Bill est maintenant éducatrice au sein de l’association, et utilise des ressources développées par l’UNFPA pour animer des sessions d’éducation par les pairs et élargir les programmes existants, notamment en matière de violence basée sur le genre et de droits de la personne. Les jeunes LGBTQI souffrent beaucoup de problèmes de santé mentale à cause de la discrimination et de la stigmatisation dont ils·elles sont victimes, et ne se rendent souvent pas compte de leur droit à vivre dans le respect et la dignité au même titre que les autres. Dans son travail, Bill aborde divers sujets qui vont du harcèlement à la sexualité sans risque, en passant par le choix d’un cursus universitaire et la préparation d’un entretien d’embauche. 

Faire de meilleurs choix

C’est en ligne que Toutou a pris connaissance du travail de l’UNFPA, notamment sur l’éducation complète à la sexualité et les espaces sûrs dédiés aux jeunes de toutes orientations sexuelles et de toutes identités de genre. « Quand je me suis inscrite aux programmes d’éducation soutenus par l’UNFPA, j’ai entendu parler pour la première fois de santé sexuelle et procréative, de mon corps, de ma puberté, ce qui m’a aidée à comprendre mes émotions et à faire de meilleurs choix, au niveau psychologique et au niveau intime », souligne-t-elle.
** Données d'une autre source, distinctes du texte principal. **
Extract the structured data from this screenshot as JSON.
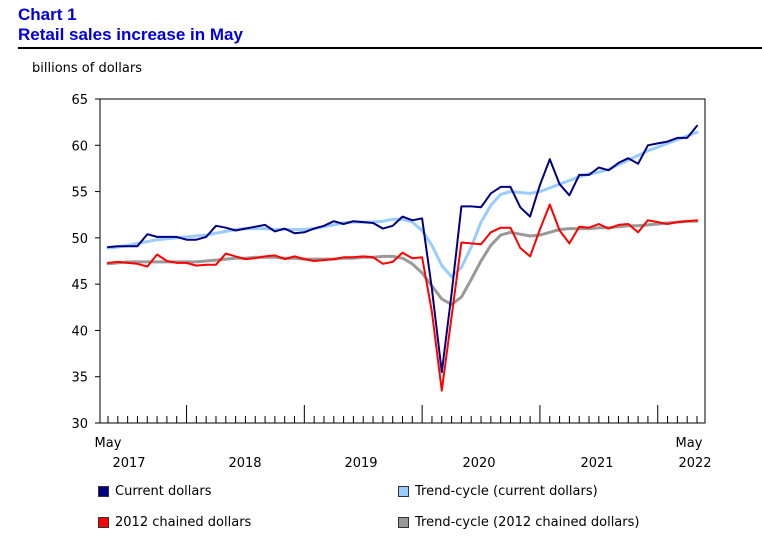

Ces initiatives sont élaborées avec le gouvernement lao pour promouvoir les droits des jeunes à l’accès à l’information, aux soins et à l’assistance, et pour prévenir les comportements à risque. Soignant·e·s, enseignant·e·s, parents et responsables communautaires collaborent également à la conception de ces programmes. Une clinique mobile a récemment rencontré des jeunes de régions isolées pour les informer et les aider à protéger leur corps et leur vie. 

Toutou participe à des événements de PTBUL et se sent désormais mieux dans sa peau, même si elle n’a pas parlé à ses parents de son orientation sexuelle. Ceux-ci ont cependant paru accepter le coming-out gay de l’un de ses frères, ce qui diminue son sentiment d’exclusion et lui donne de l’espoir.

Bill rêve de programmes d’éducation pour les familles. « Lorsque mes parents m’ont présentée à leurs amis comme leur fille, ç’a été le plus beau moment de ma vie », raconte-t-elle. Elle souhaite que toutes les personnes vivant dans l’ombre et le silence puissent vivre la même chose.